Il giudice a quo accusa i conditores del testo novellato dell'art. 421, comma quarto, c.p.c. di aver trascurato la eventualità, divenuta attuale a seguito della novellazione dell'articolo 151 disp. att. cod. proc. civ., di escutere sotto giuramento quei terzi che per effetto della riunione dei giudizi facoltativa nel rito ordinario sono divenuti parti, ma che non per questo hanno cessato di essere titolari di un mero interesse di fatto alla definizione dei processi paralleli riuniti.

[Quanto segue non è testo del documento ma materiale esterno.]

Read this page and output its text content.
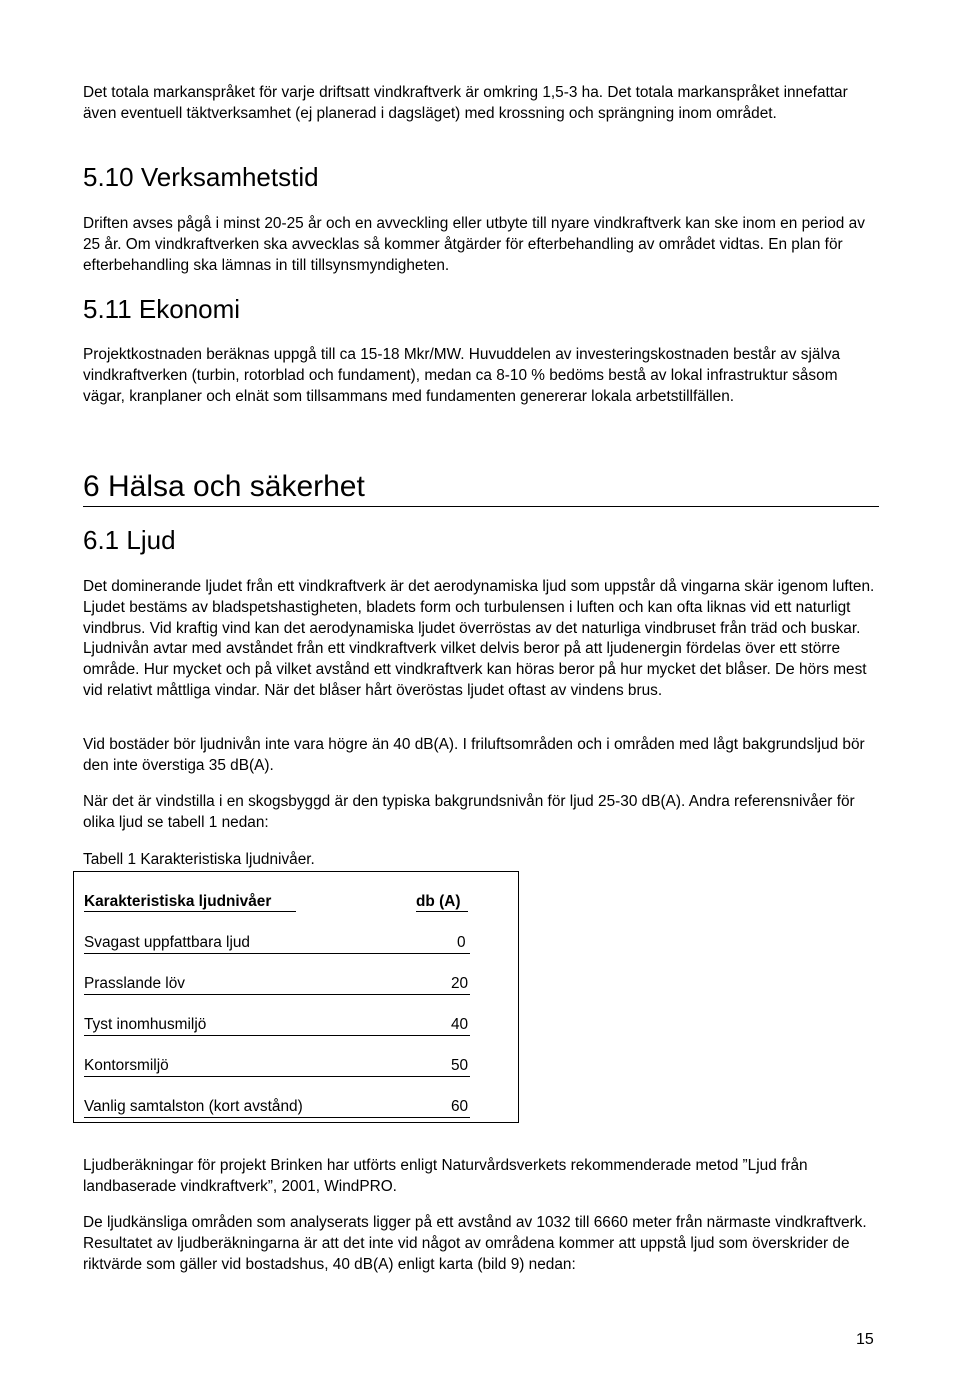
Det totala markanspråket för varje driftsatt vindkraftverk är omkring 1,5-3 ha. Det totala markanspråket innefattar även eventuell täktverksamhet (ej planerad i dagsläget) med krossning och sprängning inom området.
5.10 Verksamhetstid
Driften avses pågå i minst 20-25 år och en avveckling eller utbyte till nyare vindkraftverk kan ske inom en period av 25 år. Om vindkraftverken ska avvecklas så kommer åtgärder för efterbehandling av området vidtas. En plan för efterbehandling ska lämnas in till tillsynsmyndigheten.
5.11 Ekonomi
Projektkostnaden beräknas uppgå till ca 15-18 Mkr/MW. Huvuddelen av investeringskostnaden består av själva vindkraftverken (turbin, rotorblad och fundament), medan ca 8-10 % bedöms bestå av lokal infrastruktur såsom vägar, kranplaner och elnät som tillsammans med fundamenten genererar lokala arbetstillfällen.
6 Hälsa och säkerhet
6.1 Ljud
Det dominerande ljudet från ett vindkraftverk är det aerodynamiska ljud som uppstår då vingarna skär igenom luften. Ljudet bestäms av bladspetshastigheten, bladets form och turbulensen i luften och kan ofta liknas vid ett naturligt vindbrus. Vid kraftig vind kan det aerodynamiska ljudet överröstas av det naturliga vindbruset från träd och buskar. Ljudnivån avtar med avståndet från ett vindkraftverk vilket delvis beror på att ljudenergin fördelas över ett större område. Hur mycket och på vilket avstånd ett vindkraftverk kan höras beror på hur mycket det blåser. De hörs mest vid relativt måttliga vindar. När det blåser hårt överöstas ljudet oftast av vindens brus.
Vid bostäder bör ljudnivån inte vara högre än 40 dB(A). I friluftsområden och i områden med lågt bakgrundsljud bör den inte överstiga 35 dB(A).
När det är vindstilla i en skogsbyggd är den typiska bakgrundsnivån för ljud 25-30 dB(A). Andra referensnivåer för olika ljud se tabell 1 nedan:
Tabell 1 Karakteristiska ljudnivåer.
Karakteristiska ljudnivåer	db (A)
Svagast uppfattbara ljud	0
Prasslande löv	20
Tyst inomhusmiljö	40
Kontorsmiljö	50
Vanlig samtalston (kort avstånd)	60
Ljudberäkningar för projekt Brinken har utförts enligt Naturvårdsverkets rekommenderade metod ”Ljud från landbaserade vindkraftverk”, 2001, WindPRO.
De ljudkänsliga områden som analyserats ligger på ett avstånd av 1032 till 6660 meter från närmaste vindkraftverk. Resultatet av ljudberäkningarna är att det inte vid något av områdena kommer att uppstå ljud som överskrider de riktvärde som gäller vid bostadshus, 40 dB(A) enligt karta (bild 9) nedan:
15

Pertanto, oggetto della censura è non l'art. 151 disp.att. cod. proc. civ., il quale non provoca la riunione di cause connesse per identità di questioni sol quando la riunione renda troppo gravoso o comunque ritardi eccessivamente il processo, ma l'art. 421, comma quarto, il quale, in ossequio alla direttiva intesa dal legislatore del 1973 ad arricchire le fonti del prudente apprezzamento del giudice, consente di interrogare liberamente persone pur incapaci a testimoniare a sensi dell'articolo 246.

Sennonché l'interpretazione dell'art. 421, comma quarto, posta dal Pretore, in combinazione con l'art. 246, a base della censura d'incostituzionalità della prima delle or menzionate norme, contrasta con il significato attribuitole dalla giurisprudenza ordinaria con riferimento a pretese, azionate in controversie di lavoro connesse sol per identità di questioni (e non di petitum o di causa petendi), che non attribuisce la qualità di parte in senso sostanziale e non ne inferisce la incapacità a testimoniare a persone titolari di pretese in tal guisa connesse.

La Corte fa proprio siffatto orientamento e, pertanto, ritiene non fondata la questione di legittimità dell'art. 421, comma quarto, interpretato nel senso che la riunione di controversie in materia di lavoro (e di previdenza e di assistenza) connesse disposta soltanto per identità delle questioni non priva le persone, che rivestano la qualità di parte in alcuna di esse e siano ad un tempo indotte come testi in altre, della capacità a testimoniare sotto vincolo di giuramento.

Non rientra nel magistero di questa Corte scrutinare in qual modo il prudente apprezzamento del giudice del lavoro si applichi alle deposizioni sotto vincolo di giuramento di coloro che siano stati sottoposti all'interrogatorio libero di parte, previsto nell'art. 420, comma primo.

PER QUESTI MOTIVI

LA CORTE COSTITUZIONALE

dichiara non fondata ai sensi di cui in motivazione la questione di legittimità, sollevata in riferimento agli artt. 3 e 24 Cost. con la ordinanza 20 gennaio 1976 dal Pretore di Torino, dell'art. 421, comma quarto, cod. proc. civ.

Così deciso in Roma, nella sede della Corte costituzionale, Palazzo della Consulta, il 16/04/80.

Leonetto AMADEI – Giulio GIONFRIDA - Edoardo  VOLTERRA – Guido  ASTUTI – Michele  ROSSANO – Antonino  DE STEFANO – Leopoldo  ELIA – Guglielmo  ROEHRSSEN – Oronzo REALE - Brunetto  BUCCIARELLI DUCCI – Livio  PALADIN – Arnaldo  MACCARONE – Antonio  LA PERGOLA – Virgilio  ANDRIOLI

Giovanni  VITALE – Cancelliere

 

Depositata in cancelleria il 22/04/80.